European Commission calls to do 'everything possible' to avoid further lockdown

European Commission calls to do 'everything possible' to avoid further lockdown
Brussels during lockdown in March. Credit: Jules Johnston/The Brussels Times

Europe has been urged to do everything possible to avoid returning to widespread lockdown, in the face of a "rapid rise of infection rates all across the EU."

"Time is running out – everyone's first priority should be to do what it takes to avoid the devastating consequences of generalised lockdowns," European Health Commissioner Stella Kyriakides warned on Thursday.

Urging Europe to "prepare for the next steps," Kyriakides turned to talks of vaccines, and vaccination.  "The vaccine will not be a silver bullet, but it will play a central role to save lives and contain the pandemic.

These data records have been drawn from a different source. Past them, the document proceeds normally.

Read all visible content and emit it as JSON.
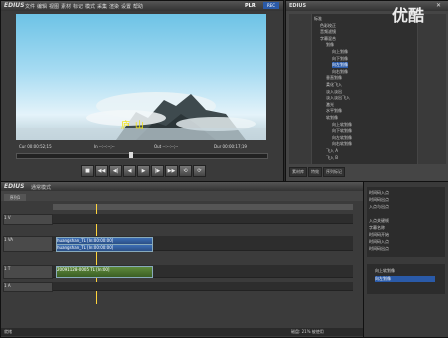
{
  "player": {
    "logo": "EDIUS",
    "menus": [
      "文件",
      "编辑",
      "视图",
      "素材",
      "标记",
      "模式",
      "采集",
      "渲染",
      "设置",
      "帮助"
    ],
    "plr": "PLR",
    "rec": "REC",
    "caption": "庐 山",
    "timecodes": {
      "cur": "Cur 00:00:52;15",
      "in": "In --:--:--;--",
      "out": "Out --:--:--;--",
      "dur": "Dur 00:00:17;19"
    },
    "transport": [
      "■",
      "◀◀",
      "◀|",
      "◀",
      "▶",
      "|▶",
      "▶▶",
      "⟲",
      "⟳"
    ]
  },
  "effects": {
    "title": "EDIUS",
    "tree": [
      {
        "label": "标准",
        "indent": 0
      },
      {
        "label": "色彩校正",
        "indent": 1
      },
      {
        "label": "音频滤镜",
        "indent": 1
      },
      {
        "label": "字幕混合",
        "indent": 1
      },
      {
        "label": "划像",
        "indent": 2
      },
      {
        "label": "向上划像",
        "indent": 3
      },
      {
        "label": "向下划像",
        "indent": 3
      },
      {
        "label": "向左划像",
        "indent": 3,
        "selected": true
      },
      {
        "label": "向右划像",
        "indent": 3
      },
      {
        "label": "垂直划像",
        "indent": 2
      },
      {
        "label": "柔化飞入",
        "indent": 2
      },
      {
        "label": "淡入淡出",
        "indent": 2
      },
      {
        "label": "淡入淡出飞入",
        "indent": 2
      },
      {
        "label": "激光",
        "indent": 2
      },
      {
        "label": "水平划像",
        "indent": 2
      },
      {
        "label": "软划像",
        "indent": 2
      },
      {
        "label": "向上软划像",
        "indent": 3
      },
      {
        "label": "向下软划像",
        "indent": 3
      },
      {
        "label": "向左软划像",
        "indent": 3
      },
      {
        "label": "向右软划像",
        "indent": 3
      },
      {
        "label": "飞入 A",
        "indent": 2
      },
      {
        "label": "飞入 B",
        "indent": 2
      }
    ],
    "tabs": [
      "素材库",
      "特效",
      "序列标记"
    ]
  },
  "timeline": {
    "logo": "EDIUS",
    "mode": "通常模式",
    "sequence": "序列1",
    "tracks": [
      {
        "name": "1 V",
        "type": "video"
      },
      {
        "name": "1 VA",
        "type": "va"
      },
      {
        "name": "1 T",
        "type": "title"
      },
      {
        "name": "1 A",
        "type": "audio"
      }
    ],
    "clips": [
      {
        "label": "huangshan_TL [In:00:00:00]"
      },
      {
        "label": "huangshan_TL [In:00:00:00]"
      },
      {
        "label": "20091128-0005 TL [In:00]"
      }
    ],
    "status": "就绪",
    "disk": "磁盘: 21% 被使用"
  },
  "info": {
    "rows": [
      "时间码入点",
      "时间码出点",
      "入点与出点",
      "",
      "入点关键帧",
      "字幕名称",
      "时间码开始",
      "时间码入点",
      "时间码出点"
    ],
    "layers": [
      {
        "label": "向上软划像"
      },
      {
        "label": "向左划像",
        "selected": true
      }
    ]
  },
  "watermark": "优酷"
}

And when and if a safe and efficient vaccine is found, we need to be prepared to roll it out as quickly as possible, including building citizens' trust in its safety and efficacy."

"Vaccines will not save lives – vaccinations will" 

The majority of the release focused on vaccines and the logistics of distribution and treatment at a European level, with Kyriakides commenting that "vaccines will not save lives – vaccinations will."

"Now, we must ensure that once a vaccine is found, we are fully prepared to deploy it," added President of the European Commission, Ursula von der Leyen. "If we want our vaccination to be successful, we need to prepare now," she added.

When vaccines against Covid-19 arrive, Member States will have access to them at the same time, based on the size of the population, says the European executive, which is negotiating advance purchase contracts with the main pharmaceutical companies established in Europe.

Since the total number of vaccine doses will be limited in the early phases of deployment, the Commission confirmed the priority groups to be vaccinated:

  • Health professionals
  • People working in long-term care facilities
  • People over 60 years of age
  • People whose health status puts them at particular risk
  • Essential workers
  • People who cannot limit social contacts
  • More disadvantaged socio-economic groups.

The arrival of vaccines, however, will not automatically mean the end of restrictions and vigilance measures.

"Throughout the early stages of vaccine introduction, non-pharmaceutical interventions, such as physical distancing, closure of public places and adaptation of the work environment, will continue to be the main public health tools for controlling and managing Covid outbreaks," the press announcement reads.